The Circumgalactic Medium at Cosmic Noon with KCWI
Nikole Nielsen, Swinburne University of Technology
The star formation history of the universe reveals that galaxies most actively build their stellar mass at cosmic noon (z=1-3), roughly 10 billion years ago, with a decrease toward present-day. The resulting metal-enriched material ejected from these galaxies due to supernovae and stellar feedback is deposited into the circumgalactic medium (CGM), which is a massive reservoir of diffuse, multiphase gas out to radii of 200 kpc. The CGM is the interface between the intergalactic medium and the galaxy, through which accreting filaments of near-pristine gas must pass to contribute new star formation material to the galaxy and outflowing gas is later recycled.
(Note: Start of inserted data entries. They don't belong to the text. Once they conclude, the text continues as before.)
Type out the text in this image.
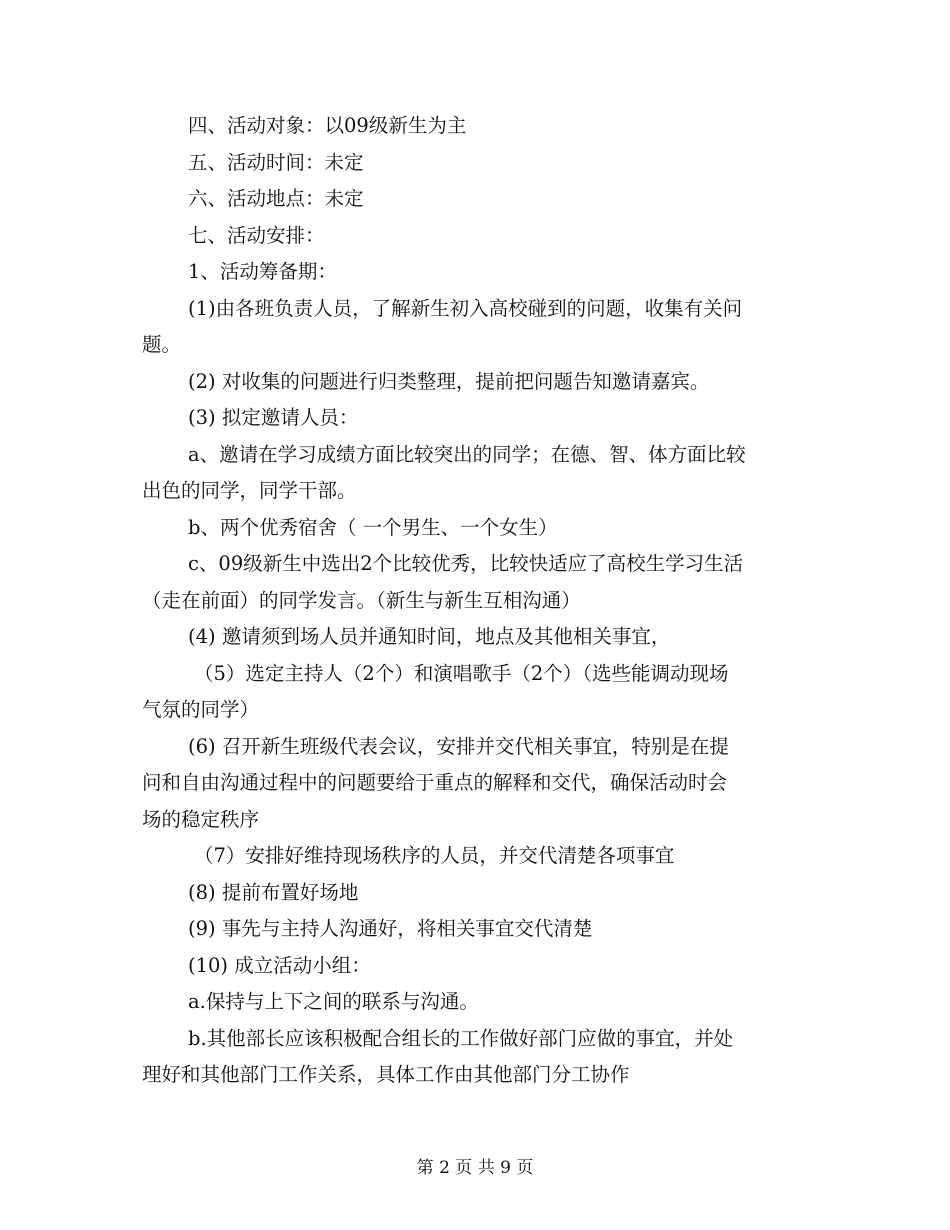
四、活动对象：以09级新生为主
五、活动时间：未定
六、活动地点：未定
七、活动安排：
1、活动筹备期：
(1)由各班负责人员，了解新生初入高校碰到的问题，收集有关问
题。
(2) 对收集的问题进行归类整理，提前把问题告知邀请嘉宾。
(3) 拟定邀请人员：
a、邀请在学习成绩方面比较突出的同学；在德、智、体方面比较
出色的同学，同学干部。
b、两个优秀宿舍（ 一个男生、一个女生）
c、09级新生中选出2个比较优秀，比较快适应了高校生学习生活
（走在前面）的同学发言。（新生与新生互相沟通）
(4) 邀请须到场人员并通知时间，地点及其他相关事宜，
（5）选定主持人（2个）和演唱歌手（2个）（选些能调动现场
气氛的同学）
(6) 召开新生班级代表会议，安排并交代相关事宜，特别是在提
问和自由沟通过程中的问题要给于重点的解释和交代，确保活动时会
场的稳定秩序
（7）安排好维持现场秩序的人员，并交代清楚各项事宜
(8) 提前布置好场地
(9) 事先与主持人沟通好，将相关事宜交代清楚
(10) 成立活动小组：
a.保持与上下之间的联系与沟通。
b.其他部长应该积极配合组长的工作做好部门应做的事宜，并处
理好和其他部门工作关系，具体工作由其他部门分工协作
第 2 页 共 9 页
Simulating these baryon cycle flows is crucial for accurately modeling galaxy evolution. While the CGM is well-studied at z<1, little attention has been paid to the reservoir when star formation is most active due to the difficulty in identifying the host galaxies. The installation of the Keck Cosmic Web Imager (KCWI), an integral field spectrograph, on Keck II has opened a new window to quickly identify galaxies via their Lyman alpha emission at this redshift. I will introduce a new survey to build a catalog of absorber-galaxy pairs at z=2-3 with KCWI. With the combination of HST images, high-resolution quasar spectra, and the cutting-edge KCWI data, this survey aims to examine CGM kinematics and metallicities and relate them to the host galaxy star formation rates and orientations to reveal the baryon cycle at cosmic noon. https://nmsu.zoom.us/j/96153330256
Transitioning to Industry from Academia,
A common career path for recent astronomy graduates with a PhD is data science, but it can be difficult to parse through the enormous amount of information on how exactly to transition to this career. I graduated from NMSU in 2019 and transitioned immediately to an industry career in data science. This talk will be a quick background on my career path, how students can get into data science, and what an industry career in data science actually looks like day-to-day.